Em alguns meses de cobertura da guerra, houve glórias e lamentos. Muitos companheiros se foram. Nas contas dele, cinco morreram durante a execução das matérias e mais dois foram vítimas do acaso em seus horários de descanso. Em compensação, havia a promessa de que assim que a guerra acabasse ele receberia um aumento e seria promovido a editor.

O pior momento, foi quando ele se tornou a notícia. Junto com uma tropa, ele e o fotógrafo invadiram uma área que havia sido abandonada alguns dias antes pelos rebeldes. Era duro ver os olhos das crianças arregalados. As mulheres que tentavam proteger a prole não sabiam ao certo se agradeciam a chegada dos soldados ou se se escondiam. Mas a guerra é assim mesmo, a gente nunca sabe quem é o inimigo.

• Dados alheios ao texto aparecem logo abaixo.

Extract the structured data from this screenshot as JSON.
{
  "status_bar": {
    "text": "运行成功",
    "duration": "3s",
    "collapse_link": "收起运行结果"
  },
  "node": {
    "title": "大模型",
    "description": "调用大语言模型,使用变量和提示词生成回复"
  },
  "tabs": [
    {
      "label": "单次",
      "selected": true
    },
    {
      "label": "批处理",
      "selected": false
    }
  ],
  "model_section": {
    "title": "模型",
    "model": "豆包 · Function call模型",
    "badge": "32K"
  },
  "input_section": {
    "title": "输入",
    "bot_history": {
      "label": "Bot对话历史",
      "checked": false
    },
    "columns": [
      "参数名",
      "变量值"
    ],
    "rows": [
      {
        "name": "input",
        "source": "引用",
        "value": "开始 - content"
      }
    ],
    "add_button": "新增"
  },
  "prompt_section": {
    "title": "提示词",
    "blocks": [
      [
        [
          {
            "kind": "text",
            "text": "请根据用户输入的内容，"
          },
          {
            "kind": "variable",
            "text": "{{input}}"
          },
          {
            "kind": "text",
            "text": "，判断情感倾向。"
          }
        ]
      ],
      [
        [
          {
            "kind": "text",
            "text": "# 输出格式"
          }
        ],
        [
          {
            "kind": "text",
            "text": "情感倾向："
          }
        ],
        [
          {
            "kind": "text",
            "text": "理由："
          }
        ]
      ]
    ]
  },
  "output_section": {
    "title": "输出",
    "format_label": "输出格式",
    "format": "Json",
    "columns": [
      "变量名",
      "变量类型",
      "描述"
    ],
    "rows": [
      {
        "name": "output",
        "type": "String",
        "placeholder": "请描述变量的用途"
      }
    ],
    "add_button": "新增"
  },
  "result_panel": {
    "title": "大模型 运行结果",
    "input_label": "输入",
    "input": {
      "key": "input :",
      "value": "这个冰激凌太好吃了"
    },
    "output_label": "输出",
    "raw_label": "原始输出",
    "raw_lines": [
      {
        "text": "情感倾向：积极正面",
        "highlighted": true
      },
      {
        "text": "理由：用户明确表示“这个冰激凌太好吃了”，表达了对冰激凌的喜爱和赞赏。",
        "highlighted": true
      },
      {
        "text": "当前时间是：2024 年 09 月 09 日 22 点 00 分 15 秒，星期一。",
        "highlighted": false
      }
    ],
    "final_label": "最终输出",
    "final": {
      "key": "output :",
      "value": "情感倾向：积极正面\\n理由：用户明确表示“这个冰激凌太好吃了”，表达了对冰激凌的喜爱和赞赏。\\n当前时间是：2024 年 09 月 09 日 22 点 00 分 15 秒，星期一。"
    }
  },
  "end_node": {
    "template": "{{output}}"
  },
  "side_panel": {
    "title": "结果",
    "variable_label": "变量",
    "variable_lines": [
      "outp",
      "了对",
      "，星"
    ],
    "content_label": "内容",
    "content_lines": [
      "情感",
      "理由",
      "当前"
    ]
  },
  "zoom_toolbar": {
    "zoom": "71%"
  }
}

Encostado em um muro, o repórter pediu que o fotógrafo fizesse algumas tomadas da zona agora ocupada pelas tropas. Ainda ali, escorando o muro, ele acendeu um cigarro e relaxou. Menos de três segundos após o primeiro trago — ele ainda soltava a fumaça retida nos pulmões — um disparo de artilharia pesada o atingiu. Um breve momento de silêncio profundo, a sensação de ardência, o gosto áspero do chão.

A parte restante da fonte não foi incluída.